Passadeira para toilette; desenrolar de rebuçado; ressonar ocasional; abanar frenético de leque; olhar atento de conhecedor; lacrimejar de entusiasta; "bravo" histérico de claque. As velhas hostes de novo reunidas, para assistirem, em música e verso, à conduta desequilibrada e suicida de um jovem egocêntrico e inútil, embebido em autocomiseração. Tanta vaidade junta para celebrar tamanha queda? Celebra-se, pelo contrário, a ressurreição: por uma vez (mas esperam-se réplicas), a ópera volta a São Carlos, e isso vale bem uma procissão de velas — por muito que elas reapareçam fanadas, em andares trôpegos, prenunciando apagões.

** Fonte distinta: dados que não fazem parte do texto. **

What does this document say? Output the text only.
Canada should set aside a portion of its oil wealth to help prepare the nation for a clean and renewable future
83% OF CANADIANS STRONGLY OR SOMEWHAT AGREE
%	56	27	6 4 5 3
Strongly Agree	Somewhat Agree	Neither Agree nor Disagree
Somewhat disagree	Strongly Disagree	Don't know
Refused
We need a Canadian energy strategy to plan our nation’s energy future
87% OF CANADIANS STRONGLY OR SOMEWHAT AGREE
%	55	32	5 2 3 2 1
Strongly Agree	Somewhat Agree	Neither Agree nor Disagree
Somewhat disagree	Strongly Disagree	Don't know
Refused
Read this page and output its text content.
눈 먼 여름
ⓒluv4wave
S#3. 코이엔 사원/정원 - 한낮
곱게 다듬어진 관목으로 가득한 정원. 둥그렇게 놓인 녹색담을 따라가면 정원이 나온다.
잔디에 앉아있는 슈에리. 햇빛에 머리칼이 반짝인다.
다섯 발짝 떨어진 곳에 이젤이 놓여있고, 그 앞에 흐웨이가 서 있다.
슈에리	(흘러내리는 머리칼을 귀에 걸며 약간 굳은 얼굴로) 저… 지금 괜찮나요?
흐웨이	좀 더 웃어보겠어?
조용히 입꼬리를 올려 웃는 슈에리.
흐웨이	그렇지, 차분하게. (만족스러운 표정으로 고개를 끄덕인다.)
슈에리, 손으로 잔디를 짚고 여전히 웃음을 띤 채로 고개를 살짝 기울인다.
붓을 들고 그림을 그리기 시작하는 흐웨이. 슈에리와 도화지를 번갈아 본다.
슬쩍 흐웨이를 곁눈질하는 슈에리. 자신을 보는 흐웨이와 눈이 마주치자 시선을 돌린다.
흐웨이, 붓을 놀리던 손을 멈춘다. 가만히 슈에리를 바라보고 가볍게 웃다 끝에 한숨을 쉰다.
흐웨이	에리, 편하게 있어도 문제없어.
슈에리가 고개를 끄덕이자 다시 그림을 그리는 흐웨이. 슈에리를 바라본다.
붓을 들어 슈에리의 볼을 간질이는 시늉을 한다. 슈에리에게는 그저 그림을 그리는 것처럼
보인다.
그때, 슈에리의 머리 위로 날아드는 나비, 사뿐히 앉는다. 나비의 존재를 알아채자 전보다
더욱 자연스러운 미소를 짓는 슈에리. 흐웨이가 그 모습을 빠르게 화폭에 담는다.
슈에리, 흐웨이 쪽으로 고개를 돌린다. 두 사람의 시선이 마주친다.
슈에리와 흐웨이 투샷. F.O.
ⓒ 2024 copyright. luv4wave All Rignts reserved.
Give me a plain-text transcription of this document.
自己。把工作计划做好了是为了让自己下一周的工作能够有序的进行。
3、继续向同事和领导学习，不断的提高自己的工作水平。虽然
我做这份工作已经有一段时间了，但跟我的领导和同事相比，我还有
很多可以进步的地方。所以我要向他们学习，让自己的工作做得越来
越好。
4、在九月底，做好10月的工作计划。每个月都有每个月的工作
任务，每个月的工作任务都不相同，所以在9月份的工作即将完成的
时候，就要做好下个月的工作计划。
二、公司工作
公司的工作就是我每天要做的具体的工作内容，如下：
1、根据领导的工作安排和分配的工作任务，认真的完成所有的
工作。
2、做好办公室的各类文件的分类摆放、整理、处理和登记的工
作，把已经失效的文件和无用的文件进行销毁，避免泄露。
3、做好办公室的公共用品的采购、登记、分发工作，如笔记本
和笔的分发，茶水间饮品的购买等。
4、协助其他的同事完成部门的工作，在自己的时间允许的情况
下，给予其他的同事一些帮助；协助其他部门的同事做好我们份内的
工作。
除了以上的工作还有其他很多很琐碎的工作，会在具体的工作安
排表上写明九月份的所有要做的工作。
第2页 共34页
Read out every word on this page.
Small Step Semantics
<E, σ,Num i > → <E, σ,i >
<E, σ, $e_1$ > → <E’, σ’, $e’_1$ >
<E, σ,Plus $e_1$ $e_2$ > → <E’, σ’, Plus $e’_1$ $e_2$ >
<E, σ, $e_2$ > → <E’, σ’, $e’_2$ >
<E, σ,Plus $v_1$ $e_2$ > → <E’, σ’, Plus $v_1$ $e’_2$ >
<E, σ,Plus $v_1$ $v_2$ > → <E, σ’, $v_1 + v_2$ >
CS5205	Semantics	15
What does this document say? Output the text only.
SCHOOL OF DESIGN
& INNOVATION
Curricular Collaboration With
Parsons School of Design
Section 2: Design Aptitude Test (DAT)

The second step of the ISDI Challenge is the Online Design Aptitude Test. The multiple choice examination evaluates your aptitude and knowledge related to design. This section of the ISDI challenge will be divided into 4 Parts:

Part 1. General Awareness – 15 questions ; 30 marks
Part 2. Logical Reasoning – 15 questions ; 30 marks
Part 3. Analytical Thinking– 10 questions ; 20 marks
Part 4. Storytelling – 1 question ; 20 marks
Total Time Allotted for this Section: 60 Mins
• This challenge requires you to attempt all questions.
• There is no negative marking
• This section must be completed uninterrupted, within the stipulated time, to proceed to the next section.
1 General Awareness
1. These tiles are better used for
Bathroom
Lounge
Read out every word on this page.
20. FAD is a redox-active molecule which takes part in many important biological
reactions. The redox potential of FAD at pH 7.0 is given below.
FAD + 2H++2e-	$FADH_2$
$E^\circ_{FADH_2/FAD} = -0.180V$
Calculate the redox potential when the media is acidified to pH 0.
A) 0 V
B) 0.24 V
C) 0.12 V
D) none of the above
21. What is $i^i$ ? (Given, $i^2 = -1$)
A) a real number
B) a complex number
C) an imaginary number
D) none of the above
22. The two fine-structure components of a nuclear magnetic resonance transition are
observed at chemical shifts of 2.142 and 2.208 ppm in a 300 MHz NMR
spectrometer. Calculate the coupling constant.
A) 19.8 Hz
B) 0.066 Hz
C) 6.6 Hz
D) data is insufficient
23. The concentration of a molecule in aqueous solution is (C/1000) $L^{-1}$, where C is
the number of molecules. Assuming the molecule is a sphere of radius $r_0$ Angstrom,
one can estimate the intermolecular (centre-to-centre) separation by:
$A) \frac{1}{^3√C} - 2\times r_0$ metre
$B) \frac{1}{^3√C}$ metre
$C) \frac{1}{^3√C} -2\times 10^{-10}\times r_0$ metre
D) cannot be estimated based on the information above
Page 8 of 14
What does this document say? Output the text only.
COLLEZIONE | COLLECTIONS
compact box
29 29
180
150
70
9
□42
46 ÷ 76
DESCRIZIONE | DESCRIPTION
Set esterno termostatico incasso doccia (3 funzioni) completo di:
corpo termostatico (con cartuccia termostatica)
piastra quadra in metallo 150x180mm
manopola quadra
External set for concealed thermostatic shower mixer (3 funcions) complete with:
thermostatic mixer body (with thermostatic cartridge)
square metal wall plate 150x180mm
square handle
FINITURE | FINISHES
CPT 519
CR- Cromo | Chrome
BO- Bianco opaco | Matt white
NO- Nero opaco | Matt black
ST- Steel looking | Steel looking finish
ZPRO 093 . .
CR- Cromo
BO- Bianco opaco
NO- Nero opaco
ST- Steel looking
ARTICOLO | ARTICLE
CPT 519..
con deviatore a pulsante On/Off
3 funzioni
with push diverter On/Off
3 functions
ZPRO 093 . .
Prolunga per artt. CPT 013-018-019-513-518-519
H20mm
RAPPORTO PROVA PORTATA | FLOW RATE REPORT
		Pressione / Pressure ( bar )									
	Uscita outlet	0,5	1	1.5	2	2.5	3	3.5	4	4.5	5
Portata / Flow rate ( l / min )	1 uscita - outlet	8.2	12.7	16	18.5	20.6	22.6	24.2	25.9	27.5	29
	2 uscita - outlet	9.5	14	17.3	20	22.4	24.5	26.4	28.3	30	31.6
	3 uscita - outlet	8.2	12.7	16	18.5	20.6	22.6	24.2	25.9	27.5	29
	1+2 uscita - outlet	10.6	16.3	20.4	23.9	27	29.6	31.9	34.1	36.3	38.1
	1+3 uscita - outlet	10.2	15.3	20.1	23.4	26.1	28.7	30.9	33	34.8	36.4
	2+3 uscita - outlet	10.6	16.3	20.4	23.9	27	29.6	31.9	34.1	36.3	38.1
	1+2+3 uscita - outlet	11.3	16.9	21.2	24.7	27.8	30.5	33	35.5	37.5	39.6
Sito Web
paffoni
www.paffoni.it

Mas o espectáculo, modernizado num "se à Werther se amasse.net", não desilude. O Werther de Massenet (1887) é uma obra-prima. A larga paleta emocional, intensificada pelo conflito freudiano entre o princípio do prazer e o da realidade (ou entre os impulsos individuais e a rigidez das expectativas sociais), é musicalmente trabalhada com finura, intensidade, e um ritmo dramático exacto.

A produção de 2004, encenada por Graham Vick, agora recuperada, transpõe com sucesso a acção do século XVIII para meados do século XX, com o último acto apresentado — achado admirável — como rememoração imaginária, meio século depois. A cenografia é de enganosa simplicidade, como se de um quadro de Hopper se tratasse. A orquestra apresenta, sublinha e acompanha as vivências em palco com pinceladas certeiras, bem doseadas pela direcção segura de Cristóbal Soler. O elenco vocal é equilibrado, com prestação acima da média.

O papel do protagonista coube ao tenor brasileiro Fernando Portari, que, na postura cénica, carregou na caracterização de uma psique torturada com constância desnecessária e contraproducente. A emissão vocal surgiu no seu melhor em pianíssimo: por mais de uma vez, no ataque em "forte" de uma nota aguda, pareceu incapaz de acertar nela à primeira, e de não a destimbrar em demasia. Embora, no geral, tenha desempenhado o seu papel com desenvoltura, as cantoras levaram-lhe a palma: a meio-soprano italiana Veronica Simeoni, no papel de Charlotte, e a nossa soprano Cristiana Oliveira, enquanto Sophie.

É impossível não as cumular de elogios; os papéis — um mais maternal, outro mais adolescente — assentaram-lhes como luvas. A voz aveludada da primeira teve o seu contraponto na ágil ligeireza da segunda; ambas subordinaram a técnica impecável às exigências expressivas das situações. O barítono Luís Rodrigues foi eficaz e sugestivo no papel de Albert, apesar de neste registo lírico alguma rugosidade tímbrica ficar demasiado exposta.

Mais compacta é a voz de Pierre-Yves Pruvot (Bailio), que desempenhou a contento a sua parte. O também barítono João Merino (Johann) e o tenor Mário João Alves (Schmidt) foram inteiramente convincentes nos seus papéis; uma palavra final para a excelente participação de membros do Coro Juvenil de Lisboa.

Se procurar uma boa ópera romântica, esta é uma boa ocasião para a ouvir na forma de um drame lyrique tardo-oitocentista parisiense, presume-se que ao gosto de Eça de Queirós.